13 of 14 people found the following review helpful:
5.0 out of 5 stars
Strangely (for jazz in 2000) Original and HONEST,
By Ryan Blum (Santa Barbara, Ca) - See all my reviews
This review is from: Perceptual (Audio CD)
After my primary title of Student, I consider myself to be a lot of things, most accurately "Weird Jazz Musician." I've spent my life--or at least, the 6 years that have passed between 7th grade and now--listening to John Zorn, Ornette Coleman, Bill Frisell, Dewey Redman, etc., as well as more mainstream weirdos such as mid-to-late Miles, Mingus, Dave Holland, and Anthony Braxton.I've heard a lot of CD's in my (paltry) 18 (almost 19) years, and up until now, I thought that maybe _A Love Supreme_ or _The Black Saint and Sinner Lady_ was my absolute favorite album. But something about Fellowship's 2 albums--the self titled and this one, _Perceptual_--strikes a string deep within my soul. It hits me as pure honesty, pure unabashed beauty. My crazy jazz friends and I saw this group last Tuesday at Catalina's in Hollywood, and we were struck deeply. Brian Blade is an amazing musician, a deeply intelligent, spiritual and highly physical drummer whose compositions are just PERFECT. He seems, in the words of my drummer friend, completely HONEST. It is no hyperbole when I say these are the most amazing jazz albums (and with Paul Simon's _Rhythm of the Saints_ and Peter Gabriel's _Us_, thebest, period) I've ever heard.
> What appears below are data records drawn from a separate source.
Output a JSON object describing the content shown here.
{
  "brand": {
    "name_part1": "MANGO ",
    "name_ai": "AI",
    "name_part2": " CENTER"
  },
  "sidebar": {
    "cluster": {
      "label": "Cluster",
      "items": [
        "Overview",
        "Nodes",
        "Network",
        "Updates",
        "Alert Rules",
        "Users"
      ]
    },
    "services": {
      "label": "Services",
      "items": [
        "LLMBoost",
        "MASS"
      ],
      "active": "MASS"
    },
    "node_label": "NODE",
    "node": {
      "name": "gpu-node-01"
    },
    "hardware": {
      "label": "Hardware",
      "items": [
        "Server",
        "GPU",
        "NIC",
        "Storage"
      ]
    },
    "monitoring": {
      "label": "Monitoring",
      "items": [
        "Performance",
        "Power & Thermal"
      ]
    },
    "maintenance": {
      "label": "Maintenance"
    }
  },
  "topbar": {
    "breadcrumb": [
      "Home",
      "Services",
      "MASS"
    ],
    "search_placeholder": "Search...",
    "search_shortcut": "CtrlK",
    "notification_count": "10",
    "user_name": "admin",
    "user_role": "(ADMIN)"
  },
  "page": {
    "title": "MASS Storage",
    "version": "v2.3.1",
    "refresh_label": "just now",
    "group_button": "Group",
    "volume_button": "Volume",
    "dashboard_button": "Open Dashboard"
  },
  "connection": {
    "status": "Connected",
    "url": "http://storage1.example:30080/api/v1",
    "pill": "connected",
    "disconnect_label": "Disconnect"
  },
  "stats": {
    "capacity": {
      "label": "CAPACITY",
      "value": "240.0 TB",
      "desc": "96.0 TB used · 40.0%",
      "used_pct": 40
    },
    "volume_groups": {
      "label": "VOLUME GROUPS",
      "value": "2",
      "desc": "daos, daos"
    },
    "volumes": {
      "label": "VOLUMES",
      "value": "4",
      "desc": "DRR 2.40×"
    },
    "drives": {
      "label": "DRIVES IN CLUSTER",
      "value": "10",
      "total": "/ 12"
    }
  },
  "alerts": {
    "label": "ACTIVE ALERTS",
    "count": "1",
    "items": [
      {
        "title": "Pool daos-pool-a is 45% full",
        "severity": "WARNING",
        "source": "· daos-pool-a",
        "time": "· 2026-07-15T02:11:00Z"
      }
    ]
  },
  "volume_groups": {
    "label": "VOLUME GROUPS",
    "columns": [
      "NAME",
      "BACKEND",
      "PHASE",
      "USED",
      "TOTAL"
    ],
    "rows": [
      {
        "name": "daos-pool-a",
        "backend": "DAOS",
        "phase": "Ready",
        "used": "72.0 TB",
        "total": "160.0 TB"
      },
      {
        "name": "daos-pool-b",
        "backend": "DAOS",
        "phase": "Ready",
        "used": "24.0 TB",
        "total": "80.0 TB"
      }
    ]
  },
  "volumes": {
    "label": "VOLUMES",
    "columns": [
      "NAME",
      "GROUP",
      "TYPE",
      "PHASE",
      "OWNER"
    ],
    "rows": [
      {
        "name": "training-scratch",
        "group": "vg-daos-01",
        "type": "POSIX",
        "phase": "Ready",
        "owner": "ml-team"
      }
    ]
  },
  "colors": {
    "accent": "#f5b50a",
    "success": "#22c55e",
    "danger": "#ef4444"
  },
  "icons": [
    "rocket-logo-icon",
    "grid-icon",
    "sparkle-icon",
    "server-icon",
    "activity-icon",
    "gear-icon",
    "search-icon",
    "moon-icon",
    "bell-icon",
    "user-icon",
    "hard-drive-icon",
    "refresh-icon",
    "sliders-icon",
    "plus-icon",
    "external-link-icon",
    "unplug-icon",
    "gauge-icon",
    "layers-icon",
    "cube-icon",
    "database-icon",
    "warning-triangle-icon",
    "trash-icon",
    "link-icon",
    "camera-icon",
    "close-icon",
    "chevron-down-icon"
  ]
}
11 of 12 people found the following review helpful:
5.0 out of 5 stars
Perceptions on Perceptual,
By A Customer
This review is from: Perceptual (Audio CD)
I saw Brian Blade play a couple of weeks ago with the Wayne Shorter Quartet (which included, besides Shorter and Blade, John Patitucci on bass and Danilo Perez on piano). It was an extraordinary ensemble, and they played with a taut ferocity, one that deconstructed and reconstructed Shorter's classic compositions in fresh new ways (much as Shorter, Herbie Hancock, Tony Williams, and Ron Carter had once deconstructed and reconstructed Miles Davis' old songbook in their performances at Plugged Nickel). Brian Blade's "Perceptual" may be one of finest jazz CDs put out in 2000. It showcases Blade's percussive brilliance. No--"showcase" is not quite the word, for it makes it sound as if he is out front. Rather, his percussion work undergirds the music, swims beneath it, knits it together without drawing undue attention to itself. As other reviewers have noted, Blades is a colorist who uses the drumset not to thunder out rhythms, but to paint subtle textures whose webs intertwine with the intricate ebb and flow of the other voices, especially Melvin Butler's sax and Kurt Rosenwinkel's guitar. But this is more than dazzling technique. A risk among certain contemporary jazz musicians is to be all technique and not have sometime to say. Blade and his colleagues have much to say: about memories, about love and anguish and tenderness. The melodies are beautiful, haunting, melancholy at times, yet without sentimentality. But they eschew the drift into "smooth jazz" fluff and maintain a crisp edge to the textures they weave. While the title song is excellent, most representative of the range and intensity of the CD is the medley "Variations of a Bloodline." This is a conjuring of beauty not to be missed.